More trivia about mince pie:

  1. An eating competition was held in 2006 where the winning contestant ate 46 mince pies (not 46 whole pies but rather the smaller tarts you see in the photo above).
  2. Mince pies were originally coffin-shaped (not round), but they just called them “rectangular” because coffins hadn’t been invented yet.
  3. Early versions of mince pie contained a total of thirteen ingredients – symbols of Christ and his disciples.  Another reason those pesky Puritans considered the pie “forbidden fruit”.

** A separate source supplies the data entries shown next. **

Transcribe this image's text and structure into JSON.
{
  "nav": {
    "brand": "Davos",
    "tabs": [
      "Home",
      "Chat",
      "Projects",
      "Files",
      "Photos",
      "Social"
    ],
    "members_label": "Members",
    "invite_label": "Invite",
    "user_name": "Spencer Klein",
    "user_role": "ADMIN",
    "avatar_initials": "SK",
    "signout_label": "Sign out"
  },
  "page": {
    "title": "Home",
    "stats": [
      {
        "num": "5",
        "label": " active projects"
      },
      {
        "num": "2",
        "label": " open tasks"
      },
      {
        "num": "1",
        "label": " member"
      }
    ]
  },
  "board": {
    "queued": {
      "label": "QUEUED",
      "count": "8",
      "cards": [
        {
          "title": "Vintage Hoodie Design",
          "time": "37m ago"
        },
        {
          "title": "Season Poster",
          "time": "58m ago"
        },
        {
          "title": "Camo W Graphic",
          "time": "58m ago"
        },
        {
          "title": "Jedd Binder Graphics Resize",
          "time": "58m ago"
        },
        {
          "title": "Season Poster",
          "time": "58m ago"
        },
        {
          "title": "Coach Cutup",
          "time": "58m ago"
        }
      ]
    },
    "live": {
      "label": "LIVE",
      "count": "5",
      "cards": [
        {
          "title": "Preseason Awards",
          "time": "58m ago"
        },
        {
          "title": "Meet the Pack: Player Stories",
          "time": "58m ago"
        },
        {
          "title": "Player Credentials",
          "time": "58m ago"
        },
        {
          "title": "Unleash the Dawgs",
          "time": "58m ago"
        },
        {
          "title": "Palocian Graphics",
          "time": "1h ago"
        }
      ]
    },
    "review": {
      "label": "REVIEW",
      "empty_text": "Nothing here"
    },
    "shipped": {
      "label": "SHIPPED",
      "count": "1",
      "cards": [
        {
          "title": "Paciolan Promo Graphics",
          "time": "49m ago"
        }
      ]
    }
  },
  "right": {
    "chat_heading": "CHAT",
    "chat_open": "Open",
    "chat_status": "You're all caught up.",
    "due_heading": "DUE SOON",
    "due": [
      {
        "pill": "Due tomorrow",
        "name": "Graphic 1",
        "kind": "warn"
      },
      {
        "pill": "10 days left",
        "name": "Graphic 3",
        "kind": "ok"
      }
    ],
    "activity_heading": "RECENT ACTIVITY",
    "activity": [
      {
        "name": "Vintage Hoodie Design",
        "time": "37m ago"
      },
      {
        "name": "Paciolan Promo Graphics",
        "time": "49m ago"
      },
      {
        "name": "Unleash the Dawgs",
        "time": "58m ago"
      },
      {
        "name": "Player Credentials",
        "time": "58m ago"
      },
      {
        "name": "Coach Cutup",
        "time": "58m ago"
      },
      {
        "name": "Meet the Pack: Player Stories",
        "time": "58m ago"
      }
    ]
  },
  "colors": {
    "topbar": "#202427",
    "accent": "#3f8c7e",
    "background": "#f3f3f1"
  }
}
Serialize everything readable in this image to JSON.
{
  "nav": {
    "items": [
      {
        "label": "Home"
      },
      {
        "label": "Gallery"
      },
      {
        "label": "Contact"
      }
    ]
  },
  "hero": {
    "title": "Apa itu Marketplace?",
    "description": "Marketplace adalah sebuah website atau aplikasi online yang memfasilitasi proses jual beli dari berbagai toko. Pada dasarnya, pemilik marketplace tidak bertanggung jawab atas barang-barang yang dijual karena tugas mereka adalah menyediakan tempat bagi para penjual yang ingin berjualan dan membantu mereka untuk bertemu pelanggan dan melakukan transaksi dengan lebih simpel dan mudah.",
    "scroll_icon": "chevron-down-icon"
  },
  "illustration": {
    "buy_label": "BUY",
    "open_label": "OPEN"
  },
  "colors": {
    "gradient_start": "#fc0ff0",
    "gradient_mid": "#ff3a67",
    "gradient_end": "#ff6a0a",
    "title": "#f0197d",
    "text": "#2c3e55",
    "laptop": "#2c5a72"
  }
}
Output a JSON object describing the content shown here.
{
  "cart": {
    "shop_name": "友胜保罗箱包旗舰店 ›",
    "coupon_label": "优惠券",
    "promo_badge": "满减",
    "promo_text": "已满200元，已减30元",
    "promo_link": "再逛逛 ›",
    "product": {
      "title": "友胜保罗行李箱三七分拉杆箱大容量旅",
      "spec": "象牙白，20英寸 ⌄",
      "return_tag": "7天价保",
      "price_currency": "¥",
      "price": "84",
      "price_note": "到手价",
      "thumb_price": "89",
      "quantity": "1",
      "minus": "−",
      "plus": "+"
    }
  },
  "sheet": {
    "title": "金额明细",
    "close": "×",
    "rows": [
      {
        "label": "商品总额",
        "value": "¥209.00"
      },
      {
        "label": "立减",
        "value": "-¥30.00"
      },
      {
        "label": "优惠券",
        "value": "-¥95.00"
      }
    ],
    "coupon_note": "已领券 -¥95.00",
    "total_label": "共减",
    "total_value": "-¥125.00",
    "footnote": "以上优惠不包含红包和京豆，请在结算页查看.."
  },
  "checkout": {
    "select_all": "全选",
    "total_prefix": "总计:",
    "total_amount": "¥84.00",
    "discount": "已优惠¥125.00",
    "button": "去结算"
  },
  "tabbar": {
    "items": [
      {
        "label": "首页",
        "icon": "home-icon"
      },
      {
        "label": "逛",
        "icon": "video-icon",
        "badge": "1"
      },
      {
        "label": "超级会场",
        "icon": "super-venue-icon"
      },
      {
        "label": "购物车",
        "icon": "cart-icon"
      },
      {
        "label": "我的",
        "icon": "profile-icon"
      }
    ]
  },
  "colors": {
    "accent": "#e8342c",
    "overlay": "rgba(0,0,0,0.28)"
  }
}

Making mince pie is quite the chore.  Take a pie shell, dump in a jar of mince filling, top with another pie shell, and bake at 425 degrees for thirty minutes.  To be honest, the hardest part of making mince pie is finding the jar of mince.  Your local supermarket may carry it but they usually hide it deep in the lowest shelves of the baking aisle (are they embarrassed to carry it?)  One time I found a jar that looked dusty and dated, as if it had been back there since the last Thanksgiving.  Another time the checker humiliated me by saying, “No one ever buys this stuff.  Why would anyone ever buy this stuff.”  Well, I buy this stuff, pal.  Because I like mince pie.

Mother Goose rhymed: Little Jack Horner, Sat in the corner, Eating a Christmas pie.  That’s me.  I’m Jack on Thanksgiving.  And I’m sweet on mince pie.